Human life is so fragile, so easily wiped out, so easily forgotten about. 

Lately, a young man lost his life when he fell in front of a bus on a busy Dublin street.  A similar accident happened some years back on the daily commute from Dublin.  A male pedestrian stepped too close to the kerb and lost his life to an articulated truck. 

The news swept through the bus and I found myself looking out the front window at the body of the man lying on the road.  Minus his head. 

The driver of the truck, completely oblivious to what had happened continued on his way and was finally stopped at Newlands Cross. 
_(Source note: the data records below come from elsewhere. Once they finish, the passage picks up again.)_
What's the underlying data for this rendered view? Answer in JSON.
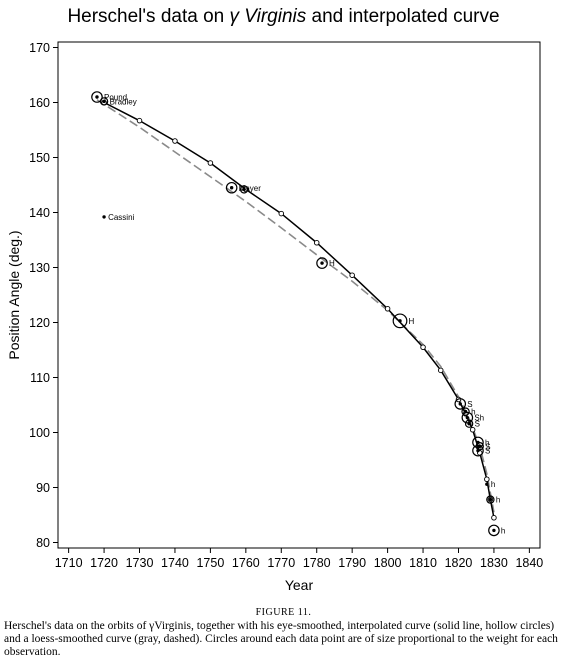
{
  "title_pre": "Herschel's data on ",
  "title_greek": "γ",
  "title_name": "Virginis",
  "title_post": " and interpolated curve",
  "caption_head": "FIGURE 11.",
  "caption_text": "Herschel's data on the orbits of γVirginis, together with his eye-smoothed, interpolated curve (solid line, hollow circles) and a loess-smoothed curve (gray, dashed). Circles around each data point are of size proportional to the weight for each observation.",
  "chart_data": {
    "type": "scatter",
    "xlabel": "Year",
    "ylabel": "Position Angle (deg.)",
    "xlim": [
      1707,
      1843
    ],
    "ylim": [
      79,
      171
    ],
    "xticks": [
      1710,
      1720,
      1730,
      1740,
      1750,
      1760,
      1770,
      1780,
      1790,
      1800,
      1810,
      1820,
      1830,
      1840
    ],
    "yticks": [
      80,
      90,
      100,
      110,
      120,
      130,
      140,
      150,
      160,
      170
    ],
    "observations": [
      {
        "x": 1718,
        "y": 161,
        "w": 2,
        "label": "Pound"
      },
      {
        "x": 1720,
        "y": 160.2,
        "w": 1,
        "label": "Bradley"
      },
      {
        "x": 1720,
        "y": 139.2,
        "w": 0,
        "label": "Cassini"
      },
      {
        "x": 1756,
        "y": 144.5,
        "w": 2,
        "label": "Mayer"
      },
      {
        "x": 1759.5,
        "y": 144.2,
        "w": 1,
        "label": ""
      },
      {
        "x": 1781.5,
        "y": 130.8,
        "w": 2,
        "label": "H"
      },
      {
        "x": 1803.5,
        "y": 120.3,
        "w": 3,
        "label": "H"
      },
      {
        "x": 1820.5,
        "y": 105.2,
        "w": 2,
        "label": "S"
      },
      {
        "x": 1822,
        "y": 103.8,
        "w": 1,
        "label": "h"
      },
      {
        "x": 1822.5,
        "y": 102.7,
        "w": 2,
        "label": "Sh"
      },
      {
        "x": 1823,
        "y": 101.6,
        "w": 1,
        "label": "S"
      },
      {
        "x": 1825.5,
        "y": 98.2,
        "w": 2,
        "label": "h"
      },
      {
        "x": 1826,
        "y": 97.5,
        "w": 1,
        "label": "S"
      },
      {
        "x": 1825.5,
        "y": 96.7,
        "w": 2,
        "label": "S"
      },
      {
        "x": 1828,
        "y": 90.6,
        "w": 0,
        "label": "h"
      },
      {
        "x": 1829,
        "y": 87.8,
        "w": 1,
        "label": "h"
      },
      {
        "x": 1830,
        "y": 82.2,
        "w": 2,
        "label": "h"
      }
    ],
    "series": [
      {
        "style": "solid-black-hollow-circles",
        "x": [
          1720,
          1730,
          1740,
          1750,
          1760,
          1770,
          1780,
          1790,
          1800,
          1810,
          1815,
          1820,
          1822,
          1824,
          1826,
          1828,
          1829,
          1830
        ],
        "y": [
          160,
          156.7,
          153,
          149,
          144.2,
          139.8,
          134.5,
          128.6,
          122.5,
          115.5,
          111.3,
          106,
          103.4,
          100.5,
          96.3,
          91.5,
          87.8,
          84.5
        ]
      },
      {
        "style": "dashed-gray",
        "x": [
          1718,
          1730,
          1740,
          1750,
          1760,
          1770,
          1780,
          1790,
          1800,
          1810,
          1815,
          1820,
          1823,
          1826,
          1828,
          1830
        ],
        "y": [
          160.5,
          155.5,
          151,
          146.5,
          142,
          137.2,
          132.3,
          127.5,
          122.2,
          116,
          112,
          106.5,
          102.5,
          97.5,
          92.5,
          85.5
        ]
      }
    ]
  }
}
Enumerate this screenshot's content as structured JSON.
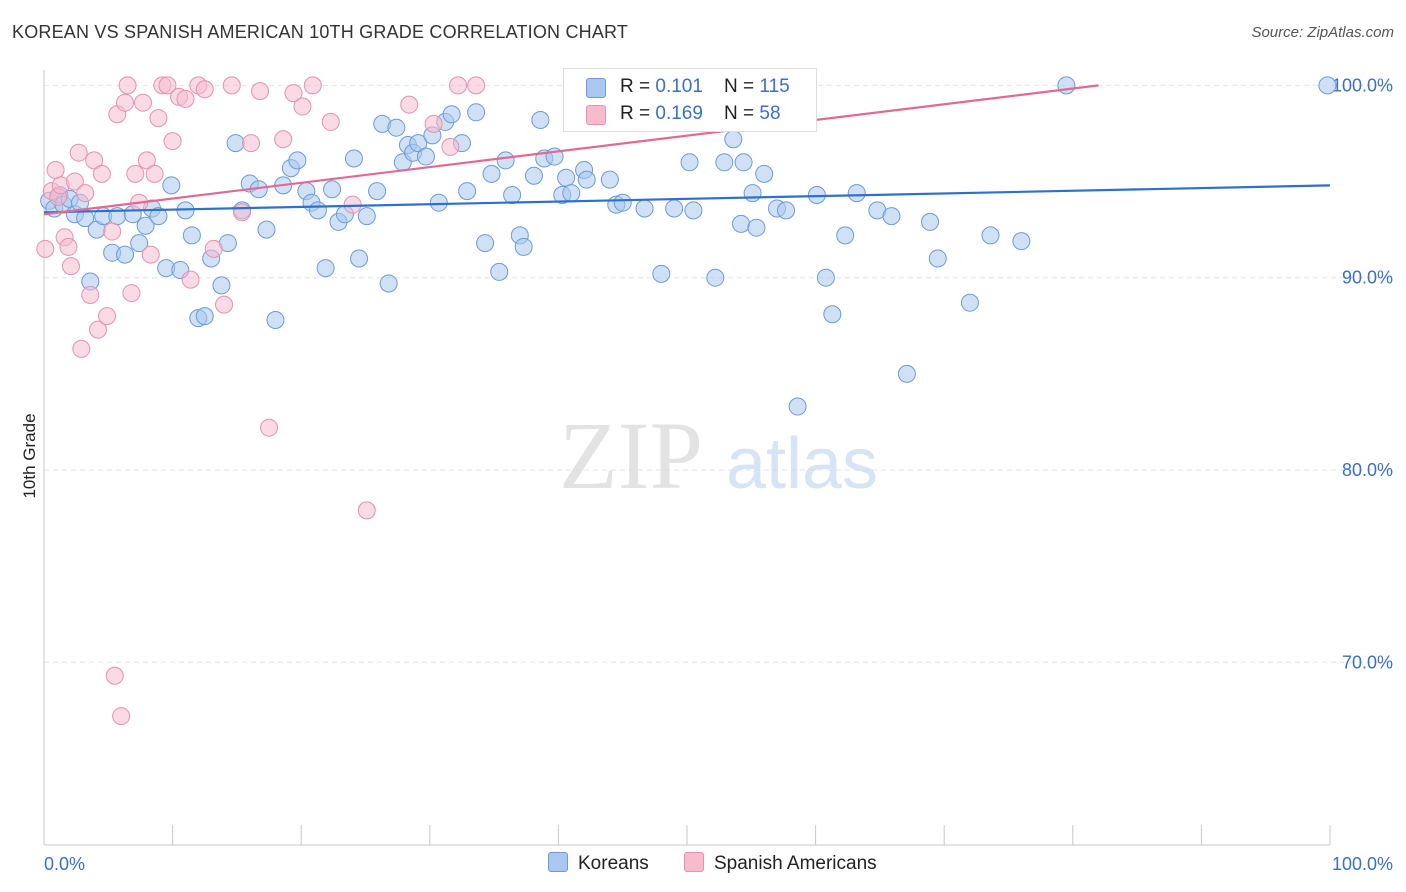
{
  "title": "KOREAN VS SPANISH AMERICAN 10TH GRADE CORRELATION CHART",
  "source": "Source: ZipAtlas.com",
  "watermark": {
    "zip": "ZIP",
    "atlas": "atlas"
  },
  "legend": {
    "rows": [
      {
        "r_label": "R = ",
        "r_value": "0.101",
        "n_label": "N = ",
        "n_value": "115"
      },
      {
        "r_label": "R = ",
        "r_value": "0.169",
        "n_label": "N = ",
        "n_value": "58"
      }
    ]
  },
  "bottom_legend": {
    "koreans": "Koreans",
    "spanish": "Spanish Americans"
  },
  "colors": {
    "blue_fill": "#aac8ee",
    "blue_stroke": "#6b9bd8",
    "blue_line": "#2f6fce",
    "pink_fill": "#f6bccd",
    "pink_stroke": "#e592ae",
    "pink_line": "#e06a94",
    "tick_label": "#3b6fc8",
    "grid": "#e3e3e3"
  },
  "chart_data": {
    "type": "scatter",
    "title": "KOREAN VS SPANISH AMERICAN 10TH GRADE CORRELATION CHART",
    "xlabel": "",
    "ylabel": "10th Grade",
    "x_unit": "%",
    "y_unit": "%",
    "xlim": [
      0,
      100
    ],
    "ylim": [
      60.5,
      100.8
    ],
    "x_tick_labels": [
      {
        "value": 0,
        "label": "0.0%"
      },
      {
        "value": 100,
        "label": "100.0%"
      }
    ],
    "y_tick_labels": [
      {
        "value": 100,
        "label": "100.0%"
      },
      {
        "value": 90,
        "label": "90.0%"
      },
      {
        "value": 80,
        "label": "80.0%"
      },
      {
        "value": 70,
        "label": "70.0%"
      }
    ],
    "grid": true,
    "legend_position": "top-center",
    "series": [
      {
        "name": "Koreans",
        "R": 0.101,
        "N": 115,
        "trend": {
          "x": [
            0,
            100
          ],
          "y": [
            93.4,
            94.8
          ]
        },
        "points": [
          [
            0.4,
            94.0
          ],
          [
            0.8,
            93.6
          ],
          [
            1.2,
            94.3
          ],
          [
            1.5,
            93.8
          ],
          [
            2.0,
            94.1
          ],
          [
            2.4,
            93.3
          ],
          [
            2.8,
            93.9
          ],
          [
            3.2,
            93.1
          ],
          [
            3.6,
            89.8
          ],
          [
            4.1,
            92.5
          ],
          [
            4.6,
            93.2
          ],
          [
            5.3,
            91.3
          ],
          [
            5.7,
            93.2
          ],
          [
            6.3,
            91.2
          ],
          [
            6.9,
            93.3
          ],
          [
            7.4,
            91.8
          ],
          [
            7.9,
            92.7
          ],
          [
            8.4,
            93.6
          ],
          [
            8.9,
            93.2
          ],
          [
            9.5,
            90.5
          ],
          [
            9.9,
            94.8
          ],
          [
            10.6,
            90.4
          ],
          [
            11.0,
            93.5
          ],
          [
            11.5,
            92.2
          ],
          [
            12.0,
            87.9
          ],
          [
            12.5,
            88.0
          ],
          [
            13.0,
            91.0
          ],
          [
            13.8,
            89.6
          ],
          [
            14.3,
            91.8
          ],
          [
            14.9,
            97.0
          ],
          [
            15.4,
            93.5
          ],
          [
            16.0,
            94.9
          ],
          [
            16.7,
            94.6
          ],
          [
            17.3,
            92.5
          ],
          [
            18.0,
            87.8
          ],
          [
            18.6,
            94.8
          ],
          [
            19.2,
            95.7
          ],
          [
            19.7,
            96.1
          ],
          [
            20.4,
            94.5
          ],
          [
            20.8,
            93.9
          ],
          [
            21.3,
            93.5
          ],
          [
            21.9,
            90.5
          ],
          [
            22.4,
            94.6
          ],
          [
            22.9,
            92.9
          ],
          [
            23.4,
            93.3
          ],
          [
            24.1,
            96.2
          ],
          [
            24.5,
            91.0
          ],
          [
            25.1,
            93.2
          ],
          [
            25.9,
            94.5
          ],
          [
            26.3,
            98.0
          ],
          [
            26.8,
            89.7
          ],
          [
            27.4,
            97.8
          ],
          [
            27.9,
            96.0
          ],
          [
            28.3,
            96.9
          ],
          [
            28.7,
            96.5
          ],
          [
            29.1,
            97.0
          ],
          [
            29.7,
            96.3
          ],
          [
            30.2,
            97.4
          ],
          [
            30.7,
            93.9
          ],
          [
            31.2,
            98.1
          ],
          [
            31.7,
            98.5
          ],
          [
            32.5,
            97.0
          ],
          [
            32.9,
            94.5
          ],
          [
            33.6,
            98.6
          ],
          [
            34.3,
            91.8
          ],
          [
            34.8,
            95.4
          ],
          [
            35.4,
            90.3
          ],
          [
            35.9,
            96.1
          ],
          [
            36.4,
            94.3
          ],
          [
            37.0,
            92.2
          ],
          [
            37.3,
            91.6
          ],
          [
            38.1,
            95.3
          ],
          [
            38.6,
            98.2
          ],
          [
            38.9,
            96.2
          ],
          [
            39.7,
            96.3
          ],
          [
            40.3,
            94.3
          ],
          [
            40.6,
            95.2
          ],
          [
            41.0,
            94.4
          ],
          [
            42.0,
            95.6
          ],
          [
            42.2,
            95.1
          ],
          [
            44.0,
            95.1
          ],
          [
            44.5,
            93.8
          ],
          [
            45.0,
            93.9
          ],
          [
            46.7,
            93.6
          ],
          [
            48.0,
            90.2
          ],
          [
            49.0,
            93.6
          ],
          [
            50.2,
            96.0
          ],
          [
            50.5,
            93.5
          ],
          [
            52.2,
            90.0
          ],
          [
            52.9,
            96.0
          ],
          [
            53.6,
            97.2
          ],
          [
            54.2,
            92.8
          ],
          [
            54.4,
            96.0
          ],
          [
            55.1,
            94.4
          ],
          [
            55.4,
            92.6
          ],
          [
            56.0,
            95.4
          ],
          [
            57.0,
            93.6
          ],
          [
            57.7,
            93.5
          ],
          [
            57.6,
            99.0
          ],
          [
            58.6,
            83.3
          ],
          [
            60.1,
            94.3
          ],
          [
            60.8,
            90.0
          ],
          [
            61.3,
            88.1
          ],
          [
            62.3,
            92.2
          ],
          [
            63.2,
            94.4
          ],
          [
            64.8,
            93.5
          ],
          [
            65.9,
            93.2
          ],
          [
            67.1,
            85.0
          ],
          [
            69.5,
            91.0
          ],
          [
            72.0,
            88.7
          ],
          [
            73.6,
            92.2
          ],
          [
            76.0,
            91.9
          ],
          [
            79.5,
            100.0
          ],
          [
            99.8,
            100.0
          ],
          [
            68.9,
            92.9
          ]
        ]
      },
      {
        "name": "Spanish Americans",
        "R": 0.169,
        "N": 58,
        "trend": {
          "x": [
            0,
            82
          ],
          "y": [
            93.3,
            100.0
          ]
        },
        "points": [
          [
            0.1,
            91.5
          ],
          [
            0.6,
            94.5
          ],
          [
            0.9,
            95.6
          ],
          [
            1.1,
            94.2
          ],
          [
            1.3,
            94.8
          ],
          [
            1.6,
            92.1
          ],
          [
            1.9,
            91.6
          ],
          [
            2.1,
            90.6
          ],
          [
            2.4,
            95.0
          ],
          [
            2.7,
            96.5
          ],
          [
            2.9,
            86.3
          ],
          [
            3.2,
            94.4
          ],
          [
            3.6,
            89.1
          ],
          [
            3.9,
            96.1
          ],
          [
            4.2,
            87.3
          ],
          [
            4.5,
            95.4
          ],
          [
            4.9,
            88.0
          ],
          [
            5.3,
            92.4
          ],
          [
            5.5,
            69.3
          ],
          [
            5.7,
            98.5
          ],
          [
            6.0,
            67.2
          ],
          [
            6.3,
            99.1
          ],
          [
            6.5,
            100.0
          ],
          [
            6.8,
            89.2
          ],
          [
            7.1,
            95.4
          ],
          [
            7.4,
            93.9
          ],
          [
            7.7,
            99.1
          ],
          [
            8.0,
            96.1
          ],
          [
            8.3,
            91.2
          ],
          [
            8.6,
            95.4
          ],
          [
            8.9,
            98.3
          ],
          [
            9.2,
            100.0
          ],
          [
            9.6,
            100.0
          ],
          [
            10.0,
            97.1
          ],
          [
            10.5,
            99.4
          ],
          [
            11.0,
            99.3
          ],
          [
            11.4,
            89.9
          ],
          [
            12.0,
            100.0
          ],
          [
            12.5,
            99.8
          ],
          [
            13.2,
            91.5
          ],
          [
            14.0,
            88.6
          ],
          [
            14.6,
            100.0
          ],
          [
            15.4,
            93.4
          ],
          [
            16.1,
            97.0
          ],
          [
            16.8,
            99.7
          ],
          [
            17.5,
            82.2
          ],
          [
            18.6,
            97.2
          ],
          [
            19.4,
            99.6
          ],
          [
            20.1,
            98.9
          ],
          [
            20.9,
            100.0
          ],
          [
            22.3,
            98.1
          ],
          [
            24.0,
            93.8
          ],
          [
            25.1,
            77.9
          ],
          [
            28.4,
            99.0
          ],
          [
            30.3,
            98.0
          ],
          [
            31.6,
            96.8
          ],
          [
            32.2,
            100.0
          ],
          [
            33.6,
            100.0
          ]
        ]
      }
    ]
  }
}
We sat there for over an hour and during that time watched as an ambulance and Dublin fire brigade arrived on the scene.  The body of the man was loaded into the ambulance and the rest of his life, the one that was swept from his shoulders, literally hosed off the street and swept into the gutter with one of those yard brushes.

That image stayed with me for a long time.  How easy it is to clean up after a life. 

Someone out there had given birth to that man.  He had a family, maybe a wife, maybe children.  But he was here.  He had life.

And it was wiped out in minutes. 

Like those babies, the pregnant mother, the people at the cinema, the teenage girls, those children and their teachers in the school the morning the gunman entered the premises.
It’s hard not to think of the families and how they would have been located afterwards.  How they must have felt on hearing the terrible news of the senseless deaths of their loved ones.

The circumstances of their passing.

It’s hard not to imagine those people saying if only I had asked them to stay a bit longer they would be here today.  If only she had received help sooner, perhaps she would still be here and looking forward to Christmas with her four children.  If only they went to an earlier show.  If only they had spoken to someone, anyone, our children would still be here with us.

And maybe, just maybe there was one thank god I kept her at home today because she said she wasn’t feeling well.

The last thing my mother used to say to us each and every morning, as she stood waving us off to school, was “be good.”

I think I was.

She still says it to me today if I am going somewhere. 

I think I am.

I tell my kids to “have fun” when I wave them off at the school gate.

I know they do.  I don’t know what the future holds for them but I do know we are extremely fortunate to live in a country where the laws are different and yes, they may be bullied, but the chances of them being gunned down in cold blood are very, very remote. 

So by all means be good.  Be very, very good.  To yourself that is.